Comparative transcriptome of dorsal root ganglia reveals distinct etiologies of paclitaxel- and oxaliplatin-induced peripheral neuropathy in rats.

Chemotherapy-induced peripheral neuropathy is one of the most common side effects of anticancer therapy. It is anticipated that chemotherapies with different mechanisms of action may affect somatosensory neurons differently. This study aimed to explore similar and differential etiologies of oxaliplatin- and paclitaxel-induced neuropathy by comparing the transcriptomes of dorsal root ganglia (DRGs). We retrieved our previously published transcriptome data of DRGs extracted from vehicle-, oxaliplatin- and paclitaxel-treated rats (GSE160543), to analyze in parallel the differentially expressed genes (DEGs) and Gene ontology (GO) terms enrichment. We found that both oxaliplatin and paclitaxel treatments consistently produced mechanical allodynia, thermal hyperalgesia, and cold hyperalgesia in rats. Compared to vehicle, 320 and 150 DEGs were identified after oxaliplatin and paclitaxel treatment, respectively.
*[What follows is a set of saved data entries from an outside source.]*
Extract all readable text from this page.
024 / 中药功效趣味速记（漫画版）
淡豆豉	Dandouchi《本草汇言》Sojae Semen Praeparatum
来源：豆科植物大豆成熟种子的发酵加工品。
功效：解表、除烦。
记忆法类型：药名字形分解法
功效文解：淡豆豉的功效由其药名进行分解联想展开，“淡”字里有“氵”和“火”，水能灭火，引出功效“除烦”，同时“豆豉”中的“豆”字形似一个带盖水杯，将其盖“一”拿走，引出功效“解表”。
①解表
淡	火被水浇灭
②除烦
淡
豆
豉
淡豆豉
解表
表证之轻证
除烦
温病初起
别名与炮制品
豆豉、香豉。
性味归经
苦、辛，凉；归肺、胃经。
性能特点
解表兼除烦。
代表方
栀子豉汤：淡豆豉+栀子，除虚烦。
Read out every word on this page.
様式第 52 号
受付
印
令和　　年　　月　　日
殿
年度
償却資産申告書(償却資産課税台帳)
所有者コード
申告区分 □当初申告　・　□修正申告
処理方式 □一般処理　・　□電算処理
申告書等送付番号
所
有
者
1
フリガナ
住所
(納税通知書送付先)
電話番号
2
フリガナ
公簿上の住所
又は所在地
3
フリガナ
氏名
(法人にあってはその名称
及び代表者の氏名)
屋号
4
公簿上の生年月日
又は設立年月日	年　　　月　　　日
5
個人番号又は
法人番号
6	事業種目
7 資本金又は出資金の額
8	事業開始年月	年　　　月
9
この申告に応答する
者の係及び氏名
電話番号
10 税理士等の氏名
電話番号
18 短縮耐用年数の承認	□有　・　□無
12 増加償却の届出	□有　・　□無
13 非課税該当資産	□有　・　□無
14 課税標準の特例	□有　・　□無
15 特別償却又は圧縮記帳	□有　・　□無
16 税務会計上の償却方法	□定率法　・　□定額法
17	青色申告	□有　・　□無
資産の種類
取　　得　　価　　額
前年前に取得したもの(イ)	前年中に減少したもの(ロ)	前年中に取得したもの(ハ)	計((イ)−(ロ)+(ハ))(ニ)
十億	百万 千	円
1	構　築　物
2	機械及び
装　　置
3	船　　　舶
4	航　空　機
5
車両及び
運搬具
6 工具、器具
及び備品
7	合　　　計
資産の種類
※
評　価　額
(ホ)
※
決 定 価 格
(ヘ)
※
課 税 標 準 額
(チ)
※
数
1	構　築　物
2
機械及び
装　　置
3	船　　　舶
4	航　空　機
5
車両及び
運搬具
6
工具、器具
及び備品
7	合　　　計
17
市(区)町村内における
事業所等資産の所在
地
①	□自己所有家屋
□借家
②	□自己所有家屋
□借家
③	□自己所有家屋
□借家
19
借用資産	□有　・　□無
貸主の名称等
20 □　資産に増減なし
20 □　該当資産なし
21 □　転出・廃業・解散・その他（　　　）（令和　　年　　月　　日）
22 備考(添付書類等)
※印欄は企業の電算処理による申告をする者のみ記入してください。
Only 17 DEGs were commonly dysregulated by the two reagents. Activating transcription factor 3 (Atf3), a marker of nerve injury, was elevated only after paclitaxel treatment. GO analysis suggested that paclitaxel treatment was associated with neuronal changes characterized by numerous terms that are related to synaptic transmission, while oxaliplatin was more likely to affect dividing cells (e.g., the glia) and neuroinflammation. Notably, 29 biological processes GO terms were commonly enriched in response to both drugs. However, 28 out of 29 terms were oppositely modulated. This study suggests that distinct mechanisms underly paclitaxel- and oxaliplatin-induced neuropathy. Paclitaxel might directly affect somatosensory neurons while oxaliplatin primarily targets dividing cells and immune cells.